Aylardır bu sayfalarda paylaştığım renkler serisinin bu yılki sonuncusunda en asil renk kabul edilen siyah var. Gerçi Newton’a göre renk diye bir şey yoktur. Üstelik siyah ve beyaz hiç renk sayılmaz. Güneş ışınlarını yansıtmayan, tamamen emen cisimler gerçek anlamda bir renk olarak kabul edilmeyen siyah olarak görülür. Ama biz Newton’a bugünlük aldırmayalım ve ondan daha önce yaşayan Leonardo da Vinci’ye inanıp siyahı renk kabul edelim.
Bütün renkler siyahtan daha açık ve daha ışıklıdır. O nedenle her renk, siyahın üzerinde daha ışıklı durur. Çünkü karşılaştırılan farklılıklar birbirlerini aksi uçlara doğru güçlendirirler.
Gelgelelim, renklerin fizyo-psikolojik yönleri konusunda yapılan çalışmalara göre siyah, sessizlik, umutsuzluk, korku, kaygı, çöküntü ve tiksinmeyi anlatır; aynı zamanda gücü, tutkuyu ve hırsı ifade eder. Ciddiyet ve resmiyeti de gösterir. Renk sembolizmine göre ise ışık ve karanlık prensipleri diğer bütün renklerin ana kaynağıdır. Bunun doğal sonucu olarak ışık beyaz renkle, karanlık da siyah renkle sembolize edilir. Siyah anlatılamaz, dile getirilemez şeyleri ifade eder.

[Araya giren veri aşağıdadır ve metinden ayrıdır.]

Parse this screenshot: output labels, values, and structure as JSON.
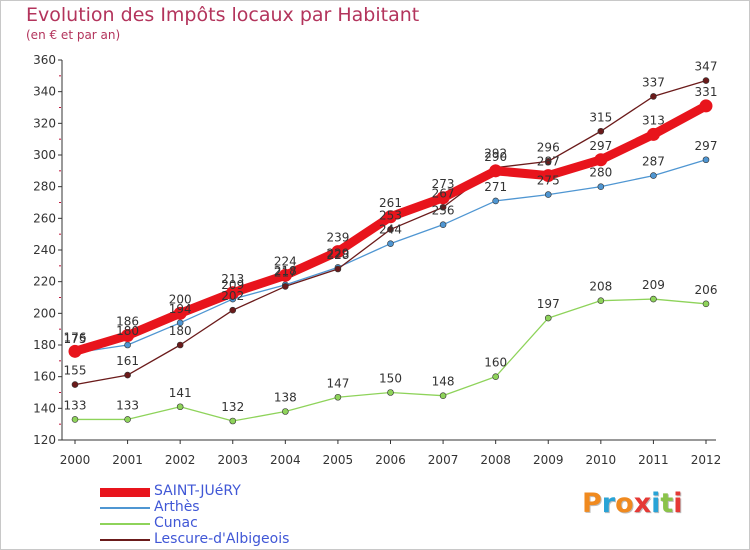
{
  "title": "Evolution des Impôts locaux par Habitant",
  "subtitle": "(en € et par an)",
  "logo": {
    "text": "Proxiti",
    "letters": [
      {
        "ch": "P",
        "color": "#f08a1f"
      },
      {
        "ch": "r",
        "color": "#29a3d6"
      },
      {
        "ch": "o",
        "color": "#f08a1f"
      },
      {
        "ch": "x",
        "color": "#e53935"
      },
      {
        "ch": "i",
        "color": "#29a3d6"
      },
      {
        "ch": "t",
        "color": "#8bc34a"
      },
      {
        "ch": "i",
        "color": "#e53935"
      }
    ]
  },
  "chart_data": {
    "type": "line",
    "x": [
      "2000",
      "2001",
      "2002",
      "2003",
      "2004",
      "2005",
      "2006",
      "2007",
      "2008",
      "2009",
      "2010",
      "2011",
      "2012"
    ],
    "ylim": [
      120,
      360
    ],
    "yticks": [
      120,
      140,
      160,
      180,
      200,
      220,
      240,
      260,
      280,
      300,
      320,
      340,
      360
    ],
    "grid": false,
    "legend_position": "bottom-left",
    "series": [
      {
        "name": "SAINT-JUéRY",
        "color": "#e8141c",
        "values": [
          176,
          186,
          200,
          213,
          224,
          239,
          261,
          273,
          290,
          287,
          297,
          313,
          331
        ]
      },
      {
        "name": "Arthès",
        "color": "#4f96d2",
        "values": [
          175,
          180,
          194,
          209,
          218,
          229,
          244,
          256,
          271,
          275,
          280,
          287,
          297
        ]
      },
      {
        "name": "Cunac",
        "color": "#8ed35a",
        "values": [
          133,
          133,
          141,
          132,
          138,
          147,
          150,
          148,
          160,
          197,
          208,
          209,
          206
        ]
      },
      {
        "name": "Lescure-d'Albigeois",
        "color": "#6b1b1b",
        "values": [
          155,
          161,
          180,
          202,
          217,
          228,
          253,
          267,
          292,
          296,
          315,
          337,
          347
        ]
      }
    ]
  }
}
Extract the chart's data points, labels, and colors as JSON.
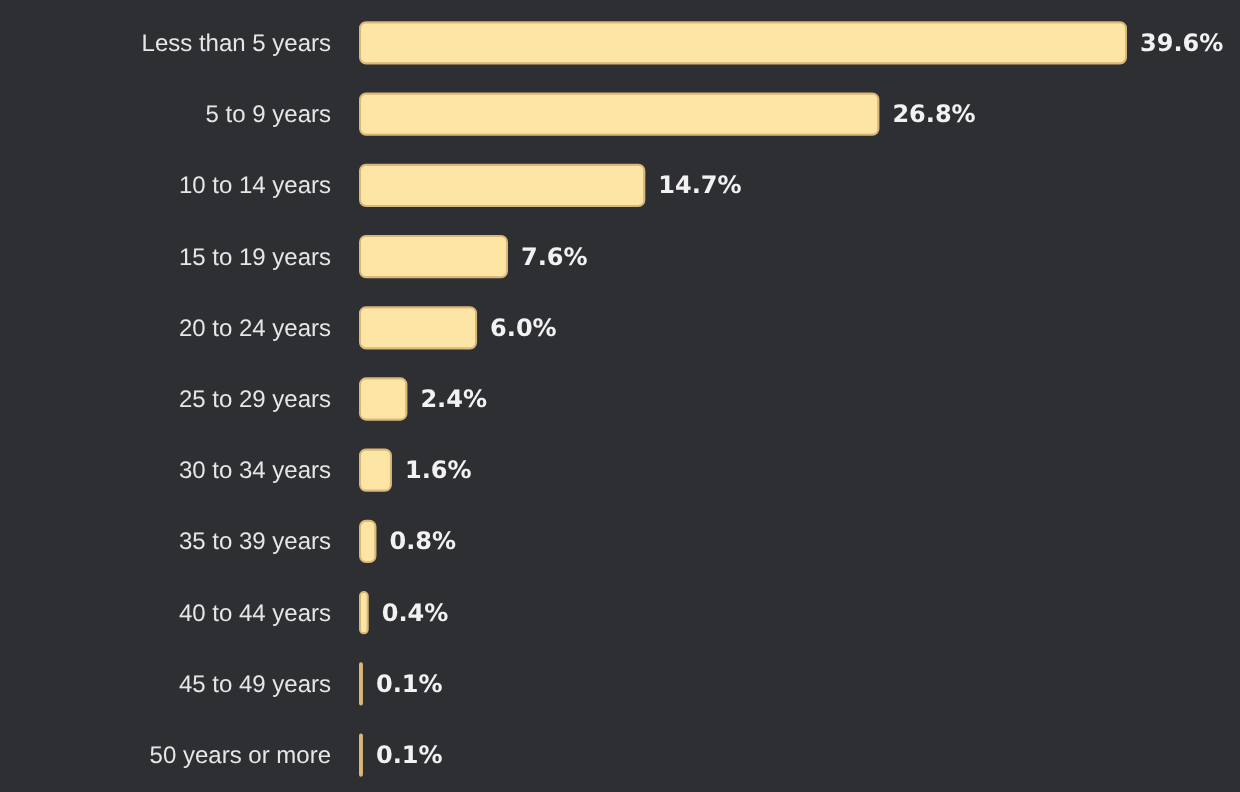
{
  "chart_data": {
    "type": "bar",
    "orientation": "horizontal",
    "categories": [
      "Less than 5 years",
      "5 to 9 years",
      "10 to 14 years",
      "15 to 19 years",
      "20 to 24 years",
      "25 to 29 years",
      "30 to 34 years",
      "35 to 39 years",
      "40 to 44 years",
      "45 to 49 years",
      "50 years or more"
    ],
    "values": [
      39.6,
      26.8,
      14.7,
      7.6,
      6.0,
      2.4,
      1.6,
      0.8,
      0.4,
      0.1,
      0.1
    ],
    "value_labels": [
      "39.6%",
      "26.8%",
      "14.7%",
      "7.6%",
      "6.0%",
      "2.4%",
      "1.6%",
      "0.8%",
      "0.4%",
      "0.1%",
      "0.1%"
    ],
    "color": "#fde5a6"
  }
}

Çoğu siyah pigment, amorf karbon olarak adlandırılan grafit veya kömüre benzer doğal pigmentlerdir. Bazı durumlarda bu siyah pigment, kömürleşmiş hayvan kemiklerinden veya yanmış bitkisel maddelerden yapılır. Aslında, neredeyse tüm siyah boyalar, daha yakın zamanda geliştirilmiş bir siyah pigment olan sentetik demir oksit dışında, bir tür yanmış malzemeden yapılır.
1994 yılında Fransa’nın güneyinde keşfedilen Chauvet Mağarası’nın 2016 yılında yapılan karbon testlerinde tespit edilen biri 32.000 yıl ile diğeri yaklaşık 26.000 yıl önceye ait iki farklı yerleşimde 36 bin km2’lik alanda 442 hayvan figürü, tarihte ilk siyah resimler olacağı belki de bilinmeden kömürle çizilmiş ve bu çizimlerin bazıları kırmızı aşı boyasıyla renklendirilmiştir. Bu ve benzerleri sanattaki bildiğimiz en eski siyah kullanımıdır.

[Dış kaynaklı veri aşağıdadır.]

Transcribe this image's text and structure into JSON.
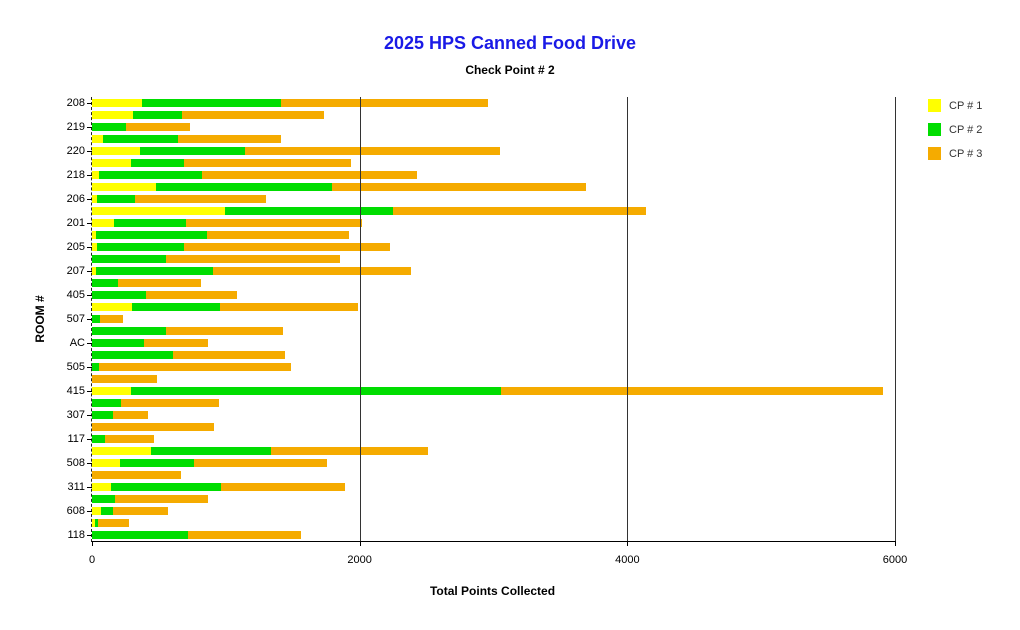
{
  "page": {
    "background": "#FFFFFF"
  },
  "chart_data": {
    "type": "bar",
    "orientation": "horizontal",
    "stacked": true,
    "title": "2025 HPS Canned Food Drive",
    "title_color": "#1A1AE6",
    "subtitle": "Check Point # 2",
    "xlabel": "Total Points Collected",
    "ylabel": "ROOM #",
    "xlim": [
      0,
      6000
    ],
    "xticks": [
      "0",
      "2000",
      "4000",
      "6000"
    ],
    "grid": "vertical gridlines at 2000, 4000, 6000 drawn over bars; dashed y-axis",
    "legend_position": "top-right",
    "series": [
      {
        "name": "CP # 1",
        "color": "#FFFF00"
      },
      {
        "name": "CP # 2",
        "color": "#00DD00"
      },
      {
        "name": "CP # 3",
        "color": "#F5AB00"
      }
    ],
    "rows": [
      {
        "label": "208",
        "values": [
          370,
          1040,
          1550
        ]
      },
      {
        "label": "",
        "values": [
          310,
          360,
          1065
        ]
      },
      {
        "label": "219",
        "values": [
          0,
          255,
          475
        ]
      },
      {
        "label": "",
        "values": [
          80,
          565,
          770
        ]
      },
      {
        "label": "220",
        "values": [
          360,
          785,
          1900
        ]
      },
      {
        "label": "",
        "values": [
          295,
          395,
          1245
        ]
      },
      {
        "label": "218",
        "values": [
          50,
          775,
          1600
        ]
      },
      {
        "label": "",
        "values": [
          475,
          1315,
          1900
        ]
      },
      {
        "label": "206",
        "values": [
          35,
          285,
          980
        ]
      },
      {
        "label": "",
        "values": [
          995,
          1255,
          1890
        ]
      },
      {
        "label": "201",
        "values": [
          165,
          535,
          1315
        ]
      },
      {
        "label": "",
        "values": [
          30,
          830,
          1060
        ]
      },
      {
        "label": "205",
        "values": [
          35,
          655,
          1540
        ]
      },
      {
        "label": "",
        "values": [
          0,
          555,
          1295
        ]
      },
      {
        "label": "207",
        "values": [
          30,
          875,
          1480
        ]
      },
      {
        "label": "",
        "values": [
          0,
          195,
          620
        ]
      },
      {
        "label": "405",
        "values": [
          0,
          400,
          680
        ]
      },
      {
        "label": "",
        "values": [
          300,
          655,
          1030
        ]
      },
      {
        "label": "507",
        "values": [
          0,
          60,
          170
        ]
      },
      {
        "label": "",
        "values": [
          0,
          555,
          870
        ]
      },
      {
        "label": "AC",
        "values": [
          0,
          385,
          485
        ]
      },
      {
        "label": "",
        "values": [
          0,
          605,
          840
        ]
      },
      {
        "label": "505",
        "values": [
          0,
          55,
          1435
        ]
      },
      {
        "label": "",
        "values": [
          0,
          0,
          485
        ]
      },
      {
        "label": "415",
        "values": [
          295,
          2760,
          2855
        ]
      },
      {
        "label": "",
        "values": [
          0,
          215,
          735
        ]
      },
      {
        "label": "307",
        "values": [
          0,
          160,
          260
        ]
      },
      {
        "label": "",
        "values": [
          0,
          0,
          910
        ]
      },
      {
        "label": "117",
        "values": [
          0,
          100,
          360
        ]
      },
      {
        "label": "",
        "values": [
          440,
          895,
          1175
        ]
      },
      {
        "label": "508",
        "values": [
          210,
          550,
          995
        ]
      },
      {
        "label": "",
        "values": [
          0,
          0,
          665
        ]
      },
      {
        "label": "311",
        "values": [
          140,
          825,
          925
        ]
      },
      {
        "label": "",
        "values": [
          0,
          175,
          690
        ]
      },
      {
        "label": "608",
        "values": [
          70,
          85,
          410
        ]
      },
      {
        "label": "",
        "values": [
          20,
          25,
          235
        ]
      },
      {
        "label": "118",
        "values": [
          0,
          720,
          845
        ]
      }
    ]
  }
}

Eski Mısır resimlerinde de kurum, kömür ve yanmış hayvan kemiklerinden elde edilen siyah boya, figürlerin saç renginde, resimlerin dış çizgilerinde ve hiyerogliflerde kullanılmıştır. Pek çok tanrı ve tanrıça siyah renkle gösterilir.

Simgesel olarak siyah (khem) Eski Mısır’da ölüm, gece ve yeraltı dünyasını temsil eder. Yeraltı dünyasının ve yeniden dirilişin hükümdarı olan Osiris’e ‘siyah’ denirken aynı zamanda her yıl taşan Nil nehrinin sürüklediği verimli toprakların renginden ötürü Mısır’a ‘siyah toprak’ denmiştir. Burada siyah, çöl kumlarının taşıdığı ve kısırlığın simgesi olan kırmızının tersine verimliliği ve doğurganlığı temsil eder. Mısır’da siyah yaşamın, Yunan ve Roma dünyasında ise ölümün simgesiydi.
Yunan sanatında, Mısır sanatında görülen belli katı kurallar yoktur. Eski Yunan’da sanatçılar bilinene kendi gördüğünü eklemiş, dolayısıyla figürleri çevreleyen sınırlar varlığını korusa da olay örgüsü içinde hareketleri rahatlamıştır. Yunan sanatında MÖ 7. yüzyıl sonu ile 6. yüzyılda vazolarda beyaz ve kırmızı renklerin çok az olarak yer aldığı, genel olarak siyaha boyanmış açık zeminde yer alan “siyah figürlü üslup” görülür. Yunan çömleklerinin üzerindeki parlak metalik siyah, üretimi sırasında kullanılan çamurun cinsinden kaynaklanır.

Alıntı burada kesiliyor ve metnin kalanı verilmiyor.